Erneut Massenproteste in Algerien

Die Massenproteste gegen Algeriens politische Führung sind auch den neunten Freitag in Folge weitergegangen. In der Hauptstadt Algier und in anderen Orten zogen heute nach Schätzungen erneut Zehntausende auf die Straße, wie Augenzeugen und lokale Medien berichteten. Fernsehbilder zeigten einen völlig überfüllten Platz im Zentrum der Hauptstadt.

Die Demonstrierenden forderten den Rücktritt von Übergangspräsident Abdelkader Bensalah und einen grundlegenden Wandel des bisherigen politischen Systems. Sicherheitskräfte versuchten in Algier, den Strom der Menschen mit Straßensperren zu bremsen.

Die Protestwelle hatte Ende Februar begonnen und sich zunächst gegen den altersschwachen Langzeitherrscher Abdelaziz Bouteflika gerichtet. Auch nach dessen Rücktritt zogen die Menschen weiter auf die Straße.

„Die ganze Bande muss ausgerottet werden“

Die Demonstrierenden sehen in dem 77 Jahren alten Bensalah, einem Weggefährten Bouteflikas, sowie in anderen Spitzenpolitikern Vertreter des alten Regimes. „Die ganze Bande muss mit Stumpf und Stiel ausgerottet werden“, sagte eine 22 Jahre alte Demonstrantin der dpa. Ein neuer Präsident soll am 4. Juli gewählt werden.

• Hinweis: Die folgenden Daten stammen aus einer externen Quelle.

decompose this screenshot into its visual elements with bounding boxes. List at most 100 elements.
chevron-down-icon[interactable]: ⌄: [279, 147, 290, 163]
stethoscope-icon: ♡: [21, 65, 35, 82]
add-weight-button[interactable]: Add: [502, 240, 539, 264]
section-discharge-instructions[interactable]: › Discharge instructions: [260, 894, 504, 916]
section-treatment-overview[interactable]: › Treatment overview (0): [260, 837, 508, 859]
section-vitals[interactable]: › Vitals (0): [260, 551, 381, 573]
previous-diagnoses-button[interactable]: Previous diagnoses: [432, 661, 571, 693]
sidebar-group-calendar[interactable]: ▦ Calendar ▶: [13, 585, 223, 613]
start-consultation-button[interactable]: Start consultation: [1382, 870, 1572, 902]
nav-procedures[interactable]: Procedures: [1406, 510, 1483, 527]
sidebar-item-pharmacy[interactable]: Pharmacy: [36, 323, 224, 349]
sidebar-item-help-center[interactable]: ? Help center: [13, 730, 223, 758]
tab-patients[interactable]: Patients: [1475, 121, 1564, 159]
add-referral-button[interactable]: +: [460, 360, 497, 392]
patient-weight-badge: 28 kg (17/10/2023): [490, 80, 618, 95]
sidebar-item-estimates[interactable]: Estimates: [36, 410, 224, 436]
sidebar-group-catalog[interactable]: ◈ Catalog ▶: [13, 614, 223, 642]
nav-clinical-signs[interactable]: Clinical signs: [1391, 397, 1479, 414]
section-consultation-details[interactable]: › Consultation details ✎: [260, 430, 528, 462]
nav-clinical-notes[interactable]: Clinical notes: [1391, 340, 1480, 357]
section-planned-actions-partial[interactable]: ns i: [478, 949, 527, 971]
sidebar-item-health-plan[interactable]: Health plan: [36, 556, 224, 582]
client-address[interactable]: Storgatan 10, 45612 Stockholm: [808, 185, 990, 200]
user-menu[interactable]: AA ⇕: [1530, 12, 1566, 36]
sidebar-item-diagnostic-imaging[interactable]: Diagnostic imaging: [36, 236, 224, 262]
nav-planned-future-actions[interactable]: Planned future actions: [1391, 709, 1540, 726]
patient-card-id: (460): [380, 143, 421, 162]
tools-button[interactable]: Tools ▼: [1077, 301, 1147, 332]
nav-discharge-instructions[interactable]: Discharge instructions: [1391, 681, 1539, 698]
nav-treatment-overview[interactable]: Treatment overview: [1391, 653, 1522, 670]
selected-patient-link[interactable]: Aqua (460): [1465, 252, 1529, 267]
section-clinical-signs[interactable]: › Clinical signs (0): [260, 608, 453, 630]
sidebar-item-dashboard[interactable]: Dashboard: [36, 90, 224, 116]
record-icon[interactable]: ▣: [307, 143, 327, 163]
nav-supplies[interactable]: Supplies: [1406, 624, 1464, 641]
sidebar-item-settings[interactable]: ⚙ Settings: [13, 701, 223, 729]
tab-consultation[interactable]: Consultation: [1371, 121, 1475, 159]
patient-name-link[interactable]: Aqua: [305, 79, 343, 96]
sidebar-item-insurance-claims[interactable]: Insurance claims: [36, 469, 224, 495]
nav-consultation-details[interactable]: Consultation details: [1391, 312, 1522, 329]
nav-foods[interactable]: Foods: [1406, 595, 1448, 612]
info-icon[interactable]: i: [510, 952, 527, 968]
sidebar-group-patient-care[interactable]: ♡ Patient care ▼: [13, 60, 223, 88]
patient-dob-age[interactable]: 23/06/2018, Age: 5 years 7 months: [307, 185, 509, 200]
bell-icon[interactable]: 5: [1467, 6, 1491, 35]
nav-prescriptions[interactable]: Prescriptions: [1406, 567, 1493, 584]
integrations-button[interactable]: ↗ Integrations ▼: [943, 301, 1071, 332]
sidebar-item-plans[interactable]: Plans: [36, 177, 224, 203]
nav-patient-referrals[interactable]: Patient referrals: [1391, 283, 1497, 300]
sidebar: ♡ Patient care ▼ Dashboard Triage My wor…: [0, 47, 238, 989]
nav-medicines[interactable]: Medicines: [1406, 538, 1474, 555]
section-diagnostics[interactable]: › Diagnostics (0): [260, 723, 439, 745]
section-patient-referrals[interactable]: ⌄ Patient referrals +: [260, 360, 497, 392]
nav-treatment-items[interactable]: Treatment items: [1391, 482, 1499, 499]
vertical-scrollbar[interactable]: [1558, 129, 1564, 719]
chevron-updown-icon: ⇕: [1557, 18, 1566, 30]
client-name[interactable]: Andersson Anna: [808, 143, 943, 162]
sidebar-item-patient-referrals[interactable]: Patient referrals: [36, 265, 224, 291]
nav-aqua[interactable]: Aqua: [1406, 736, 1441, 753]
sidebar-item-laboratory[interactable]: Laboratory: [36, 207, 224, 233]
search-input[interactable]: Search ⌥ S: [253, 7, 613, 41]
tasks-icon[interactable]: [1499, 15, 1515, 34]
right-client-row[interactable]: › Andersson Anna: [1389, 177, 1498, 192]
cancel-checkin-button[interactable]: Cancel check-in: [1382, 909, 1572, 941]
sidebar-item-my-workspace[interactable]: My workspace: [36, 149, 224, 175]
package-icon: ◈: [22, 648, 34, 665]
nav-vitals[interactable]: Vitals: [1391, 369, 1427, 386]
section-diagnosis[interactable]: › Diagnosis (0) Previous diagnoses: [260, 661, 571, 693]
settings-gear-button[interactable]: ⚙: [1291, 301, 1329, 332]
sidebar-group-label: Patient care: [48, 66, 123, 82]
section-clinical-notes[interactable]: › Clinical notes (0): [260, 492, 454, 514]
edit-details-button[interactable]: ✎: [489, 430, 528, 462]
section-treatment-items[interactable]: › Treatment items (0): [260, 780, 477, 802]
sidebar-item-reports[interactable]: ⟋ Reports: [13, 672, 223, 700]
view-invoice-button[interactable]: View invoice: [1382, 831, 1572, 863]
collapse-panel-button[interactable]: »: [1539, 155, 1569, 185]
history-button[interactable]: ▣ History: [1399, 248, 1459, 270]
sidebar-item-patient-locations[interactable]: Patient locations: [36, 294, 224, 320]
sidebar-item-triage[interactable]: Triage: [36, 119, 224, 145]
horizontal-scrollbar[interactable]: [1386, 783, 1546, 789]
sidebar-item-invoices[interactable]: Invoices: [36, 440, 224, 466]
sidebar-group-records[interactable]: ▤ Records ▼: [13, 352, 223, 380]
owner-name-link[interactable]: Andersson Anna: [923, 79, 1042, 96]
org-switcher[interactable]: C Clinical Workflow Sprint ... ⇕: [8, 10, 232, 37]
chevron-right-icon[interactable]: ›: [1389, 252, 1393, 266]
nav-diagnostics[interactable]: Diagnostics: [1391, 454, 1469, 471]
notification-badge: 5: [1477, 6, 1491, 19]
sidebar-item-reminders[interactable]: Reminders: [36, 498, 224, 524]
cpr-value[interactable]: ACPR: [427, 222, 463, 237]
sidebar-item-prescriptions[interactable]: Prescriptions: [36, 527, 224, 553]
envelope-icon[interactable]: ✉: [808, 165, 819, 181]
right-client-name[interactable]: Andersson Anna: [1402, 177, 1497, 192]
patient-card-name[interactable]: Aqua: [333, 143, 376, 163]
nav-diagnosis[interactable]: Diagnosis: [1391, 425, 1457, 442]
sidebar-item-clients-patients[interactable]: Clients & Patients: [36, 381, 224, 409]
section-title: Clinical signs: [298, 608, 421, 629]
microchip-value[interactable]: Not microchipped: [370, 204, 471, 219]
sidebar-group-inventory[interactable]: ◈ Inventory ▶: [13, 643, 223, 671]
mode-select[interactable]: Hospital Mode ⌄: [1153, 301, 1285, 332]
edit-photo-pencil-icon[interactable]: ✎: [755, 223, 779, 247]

Am Dienstag hatte mit dem Chef des Verfassungsrates, Tayeb Belaiz, ein weiterer führender Vertreter der Elite seinen Rücktritt erklärt. Das nordafrikanische Land wird von einem Geflecht aus Politikern, Militärs und Wirtschaftsvertretern regiert. Viele Algerierinnen und Algerier beklagen die Korruption. Im Korruptionswahrnehmungsindex von Transparency International steht Algerien auf Platz 105 von insgesamt 180 Ländern.